The continuity of sample complexity and its relationship to multivariate calibration: A general perspective on first-order calibration of spectral data in analytical chemistry

Classical calibration and inverse calibration represent two different scenarios in multivariate calibration in chemical modeling. A large amount of literature has been devoted to these two areas, yet the intrinsic differences and what kind of analytical systems they can be applied to, still remain not fully understood. In this tutorial, with the introduction of sample complexity of analytical systems, we present a systematic look at classical calibration and inverse calibration with their differences substantiated, internal links understood and the characteristics of analytical systems that they can model clarified. We first point out that a classical calibration model is established in Component Spectral Space, where a calibration model can generalize well only if it includes all components that may exist in test samples, whereas an inverse calibration model is built in Measured Variable Space, where variable selection is often necessary to improve predictive performances through the removal of interfering variables.

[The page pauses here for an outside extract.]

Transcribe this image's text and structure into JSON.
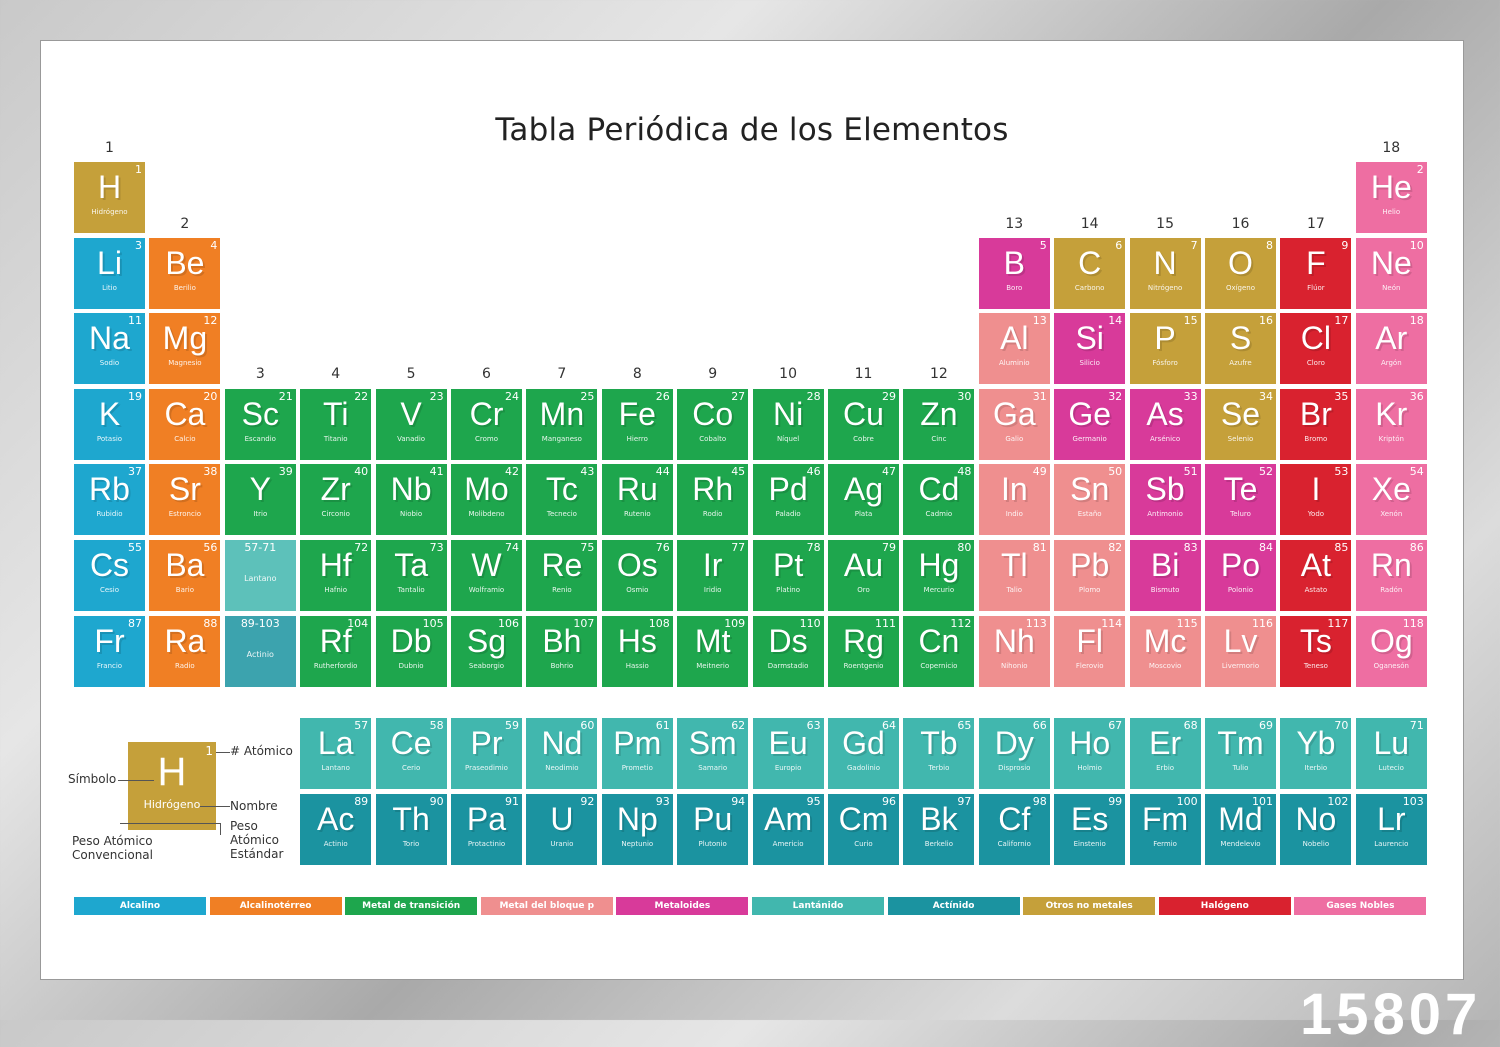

Of particular importance, we argue that the explanation for PLS by simply using net analyte signal theory is questionable in the case of inverse calibration such as near-infrared spectral analysis. We verified our perspectives using carefully designed datasets.

► We related sample complexity to the selection of multivariate calibration methods. ► We explored the relationship between direct calibration and indirect calibration. ► We showed the power of variable selection for analyzing samples of high complexity.